While an up-to-date beneficiary form avoids uncertainty and probate, and oftentimes taxation, an out-of-date beneficiary form can induce controversy and distress. This teaching point was outlined in Hillman v. Maretta, a very recent case on beneficiary forms and the disaster that went all the way to the Supreme Court.
The case is considered in a recent Forbes article titled [spoiler alert] “Supreme Court Favors Ex-Wife Over Widow In Battle For Life Insurance Proceeds.”
You see, Warren Hillman left a life insurance policy behind amongst his other assets. Much of the estate simply passed to his then-current wife. Unfortunately for the current Mrs. Hillman, the life insurance policy was subject to a beneficiary designation form that still named his previous Mrs. Hillman, Judy Maretta. Judy and Warren had been divorced for some 10 years.
Despite the pleas of the current Mrs. Hillman, the court had to do it: they gave it all – every penny – to the ex-wife named as beneficiary.

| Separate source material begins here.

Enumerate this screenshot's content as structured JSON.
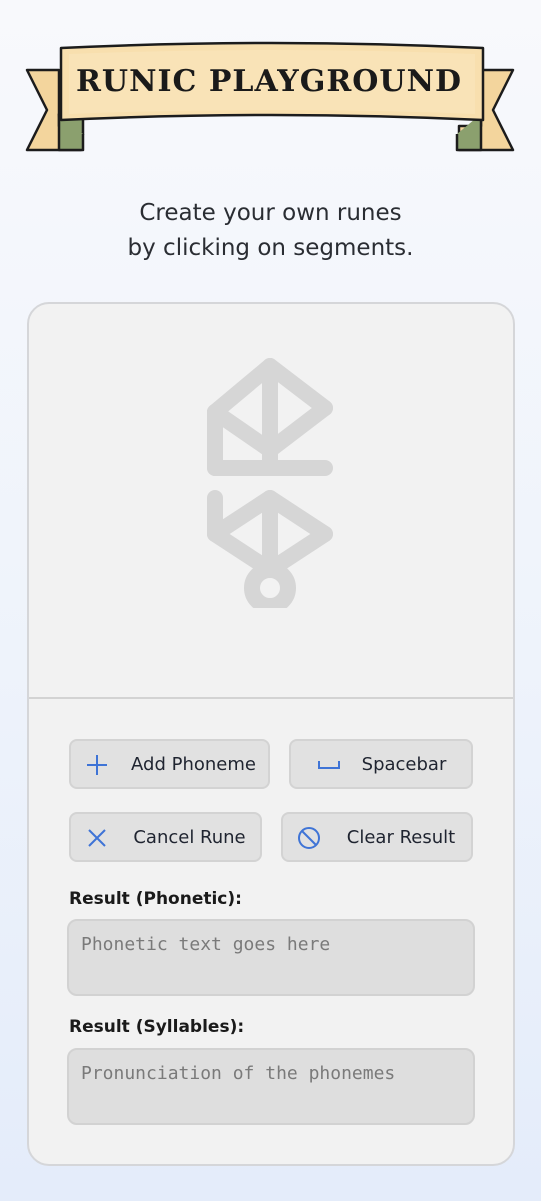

Unlike a retirement account, the singular purpose of a life insurance policy is to provide financial protection to those depending on your life and income. This would seem to exclude a 10 years divorced spouse, absent an alimony requirement in the divorce decree.
Bottom line: the beneficiary form is a matter of contract between the policy owner and the insurance company. The courts can do nothing but enforce that contract.
Are your beneficiary forms ready to be followed to the letter? How will the rest of your estate keep out of the court system?